自动注释多个基因组上实验衍生的进化保守的翻译后修饰。
Automatic annotation of experimentally derived, evolutionarily conserved post-translational modifications onto multiple genomes.
机构信息
National Center for Biotechnology Information, National Library of Medicine, National Institutes of Health, MD, USA.
出版信息
Database (Oxford). 2011 May 13;2011:bar019. doi: 10.1093/database/bar019. Print 2011.

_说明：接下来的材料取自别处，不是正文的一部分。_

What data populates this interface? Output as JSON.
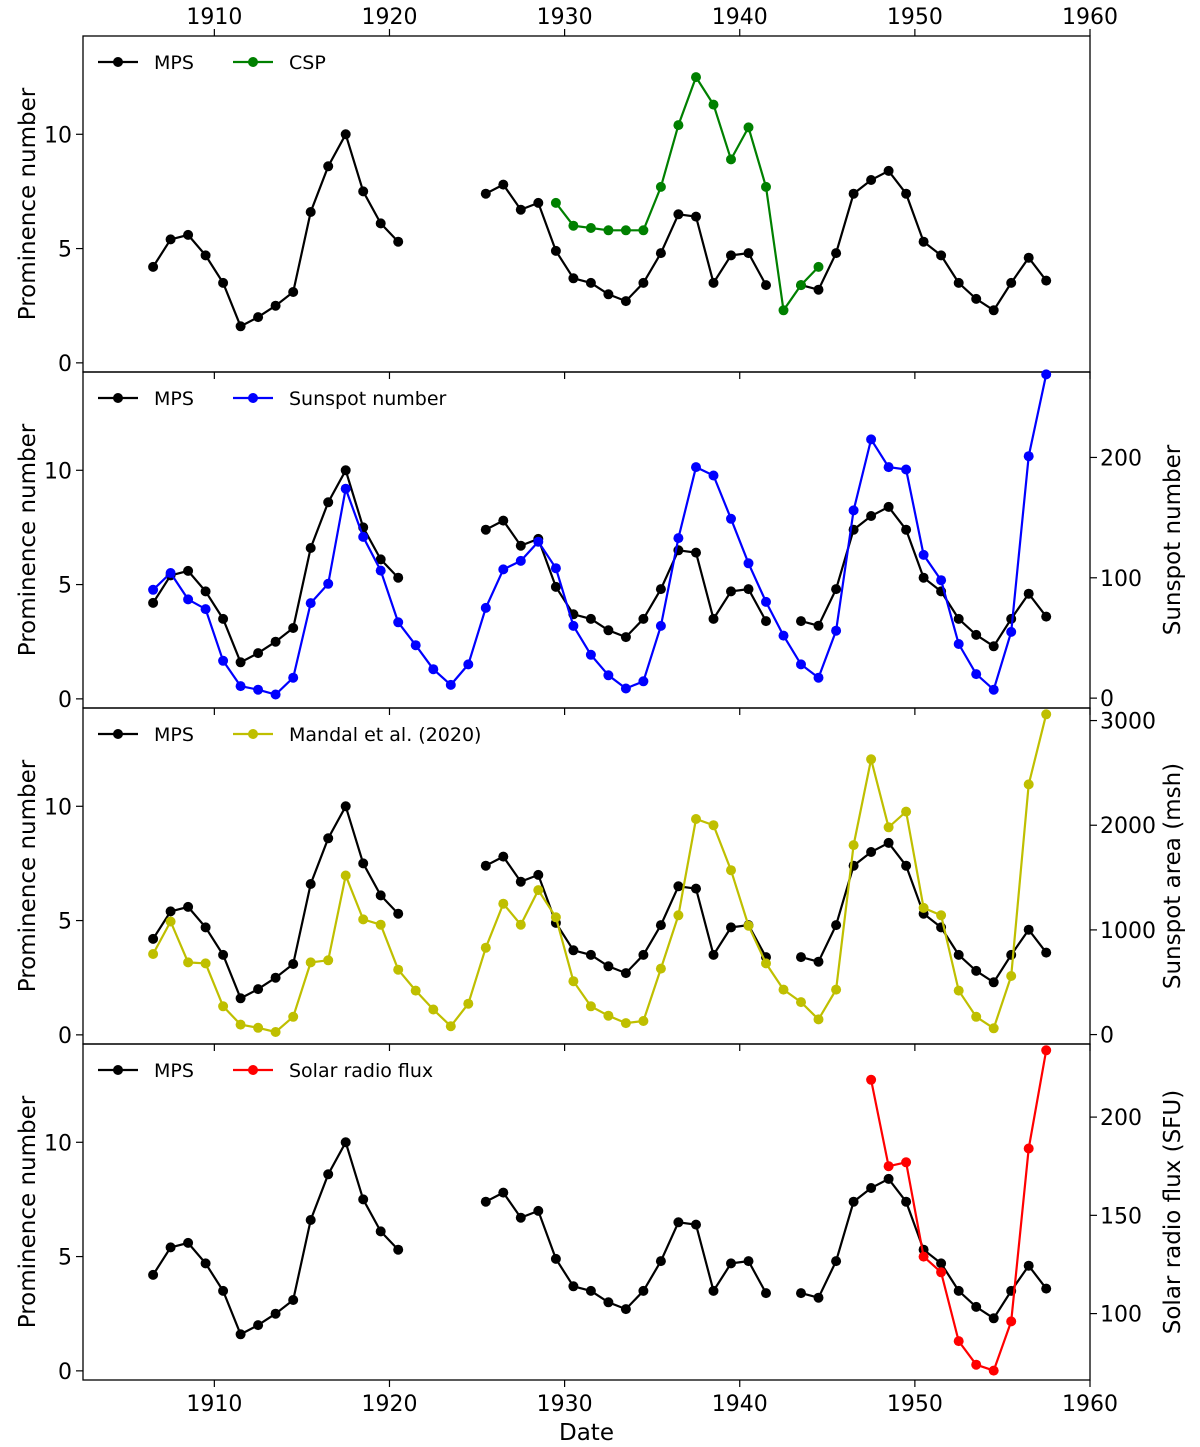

New generation sequencing technologies have resulted in significant increases in the number of complete genomes. Functional characterization of these genomes, such as by high-throughput proteomics, is an important but challenging task due to the difficulty of scaling up existing experimental techniques. By use of comparative genomics techniques, experimental results can be transferred from one genome to another, while at the same time minimizing errors by requiring discovery in multiple genomes. In this study, protein phosphorylation, an essential component of many cellular processes, is studied using data from large-scale proteomics analyses of the phosphoproteome. Phosphorylation sites from Homo sapiens, Mus musculus and Drosophila melanogaster phosphopeptide data sets were mapped onto conserved domains in NCBI's manually curated portion of Conserved Domain Database (CDD). In this subset, 25 phosphorylation sites are found to be evolutionarily conserved between the three species studied. Transfer of phosphorylation annotation of these conserved sites onto sequences sharing the same conserved domains yield 3253 phosphosite annotations for proteins from coelomata, the taxonomic division that spans H. sapiens, M. musculus and D. melanogaster. The method scales automatically, so as the amount of experimental phosphoproteomics data increases, more conserved phosphorylation sites may be revealed.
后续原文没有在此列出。